Our second featured story of nonprofit impact comes from Spurwink, whose mission is to provide quality services and supports that effectively meet the diverse needs of children, adolescents and adults, and their families.

Partners in Prosperity Case Study: Less Crime, Brighter Outlook for Youth +Families

The Impact

At risk youth who complete Functional Family Therapy (FFT) at Spurwink Services have a recidivism rate lower than those who receive no treatment or juvenile court probation services only (up to 74%.) Other positive impacts of FFT include less at-risk behavior by the youths’ siblings, and improved conflict resolution skills for entire families. On average, this highly effective, short-term treatment is thousands of dollars less expensive than equivalent juvenile detention intervention or residential treatment.
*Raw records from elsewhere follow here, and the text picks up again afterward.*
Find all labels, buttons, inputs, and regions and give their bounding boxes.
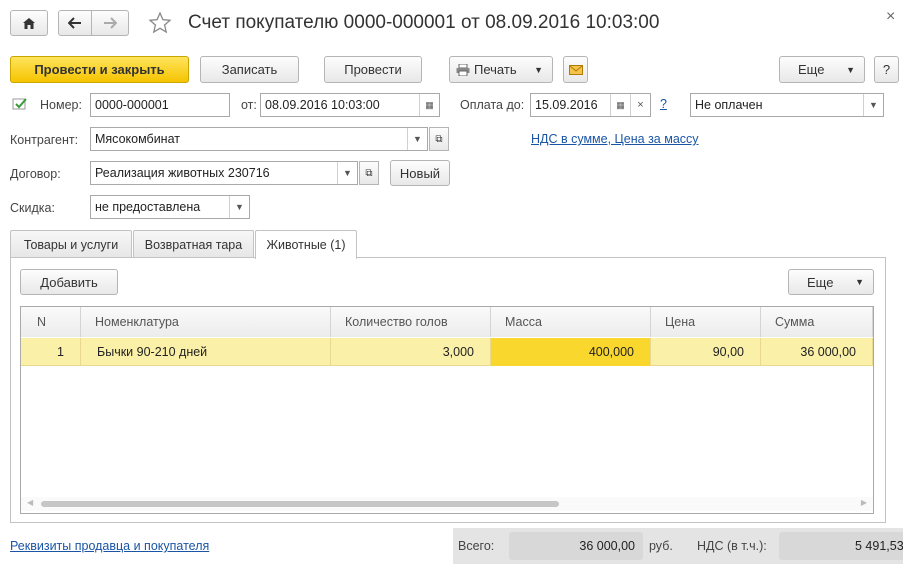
discount-label: Скидка: [10,201,55,215]
pay-until-field[interactable]: 15.09.2016 ▦ × [530,93,651,117]
number-value: 0000-000001 [95,98,169,112]
chevron-down-icon: ▼ [534,64,543,75]
horizontal-scrollbar[interactable]: ◀ ▶ [21,497,873,511]
help-button[interactable]: ? [874,56,899,83]
number-field[interactable]: 0000-000001 [90,93,230,117]
chevron-down-icon: ▼ [855,277,864,287]
post-and-close-button[interactable]: Провести и закрыть [10,56,189,83]
clear-icon[interactable]: × [630,94,650,116]
help-link[interactable]: ? [660,97,667,111]
total-label: Всего: [458,539,495,553]
calendar-icon[interactable]: ▦ [610,94,630,116]
vat-total-label: НДС (в т.ч.): [697,539,767,553]
payment-status-field[interactable]: Не оплачен ▼ [690,93,884,117]
vat-value: 5 491,53 [855,539,903,553]
cell-mass[interactable]: 400,000 [491,338,651,366]
vat-mode-link[interactable]: НДС в сумме, Цена за массу [531,132,699,146]
print-button[interactable]: Печать ▼ [449,56,553,83]
date-field[interactable]: 08.09.2016 10:03:00 ▦ [260,93,440,117]
back-button[interactable] [58,10,92,36]
scroll-left-icon[interactable]: ◀ [27,498,33,507]
discount-field[interactable]: не предоставлена ▼ [90,195,250,219]
printer-icon [456,63,470,76]
save-button[interactable]: Записать [200,56,299,83]
cell-sum[interactable]: 36 000,00 [761,338,873,366]
counterparty-value: Мясокомбинат [95,132,180,146]
arrow-left-icon [68,17,81,29]
counterparty-label: Контрагент: [10,133,79,147]
post-button[interactable]: Провести [324,56,422,83]
home-button[interactable] [10,10,48,36]
contract-field[interactable]: Реализация животных 230716 ▼ [90,161,358,185]
column-header-sum[interactable]: Сумма [761,307,873,337]
column-header-mass[interactable]: Масса [491,307,651,337]
column-header-item[interactable]: Номенклатура [81,307,331,337]
open-icon: ⧉ [435,133,443,145]
more-label: Еще [798,62,825,77]
envelope-icon [568,64,583,75]
column-header-price[interactable]: Цена [651,307,761,337]
cell-price[interactable]: 90,00 [651,338,761,366]
column-header-n[interactable]: N [21,307,81,337]
currency-label: руб. [649,539,673,553]
email-button[interactable] [563,56,588,83]
number-label: Номер: [40,98,82,112]
column-header-heads[interactable]: Количество голов [331,307,491,337]
chevron-down-icon[interactable]: ▼ [863,94,883,116]
arrow-right-icon [104,17,117,29]
close-icon[interactable]: × [886,8,895,26]
add-row-button[interactable]: Добавить [20,269,118,295]
pay-until-label: Оплата до: [460,98,525,112]
scroll-right-icon[interactable]: ▶ [861,498,867,507]
counterparty-field[interactable]: Мясокомбинат ▼ [90,127,428,151]
contract-value: Реализация животных 230716 [95,166,270,180]
total-value: 36 000,00 [579,539,635,553]
discount-value: не предоставлена [95,200,201,214]
favorite-star-icon[interactable] [148,11,172,38]
chevron-down-icon[interactable]: ▼ [407,128,427,150]
open-contract-button[interactable]: ⧉ [359,161,379,185]
table-more-button[interactable]: Еще ▼ [788,269,874,295]
cell-item[interactable]: Бычки 90-210 дней [81,338,331,366]
table-more-label: Еще [807,274,834,290]
forward-button[interactable] [91,10,129,36]
tab-returnable-packaging[interactable]: Возвратная тара [133,230,254,258]
chevron-down-icon: ▼ [846,64,855,75]
chevron-down-icon[interactable]: ▼ [337,162,357,184]
tab-animals[interactable]: Животные (1) [255,230,357,259]
date-label: от: [241,98,257,112]
calendar-icon[interactable]: ▦ [419,94,439,116]
print-label: Печать [474,62,517,77]
cell-n[interactable]: 1 [21,338,81,366]
scrollbar-thumb[interactable] [41,501,559,507]
posted-status-icon [12,97,28,114]
date-value: 08.09.2016 10:03:00 [265,98,380,112]
pay-until-value: 15.09.2016 [535,98,598,112]
contract-label: Договор: [10,167,61,181]
window-title: Счет покупателю 0000-000001 от 08.09.201… [188,12,660,33]
open-icon: ⧉ [365,167,373,179]
more-button[interactable]: Еще ▼ [779,56,865,83]
new-contract-button[interactable]: Новый [390,160,450,186]
requisites-link[interactable]: Реквизиты продавца и покупателя [10,539,209,553]
tab-goods-services[interactable]: Товары и услуги [10,230,132,258]
payment-status-value: Не оплачен [695,98,763,112]
chevron-down-icon[interactable]: ▼ [229,196,249,218]
cell-heads[interactable]: 3,000 [331,338,491,366]
open-counterparty-button[interactable]: ⧉ [429,127,449,151]
home-icon [23,17,35,29]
The Story Behind the Impact

Functional Family Therapy (FFT) is an evidence-based family treatment model that is family-focused and targets the behavior of youth between the ages of 10 and 19 who are displaying at-risk behaviors, most of whom are referred to the program by the Department of Corrections. One factor of the program’s success is its ability to engage and motivate youth and families to take part in therapeutic services. Spurwink’s FFT program served 169 families in 2012; clients reported improvement in overall family functioning, including conflict resolution, supervision ability, parenting skills, and communication skills. National FFT research shows that not only are recidivism rates lower for those who receive this treatment, but also shows that the significantly fewer crimes committed were much less severe. FFT also reduces the future need for more restrictive higher cost services such as juvenile detention or residential treatment services; future incidences of problems; and the likelihood of younger children in the family needing social services. For all of these reasons, every dollar spent on FFT has the potential of saving society $7.50 in costs for correctional and other services.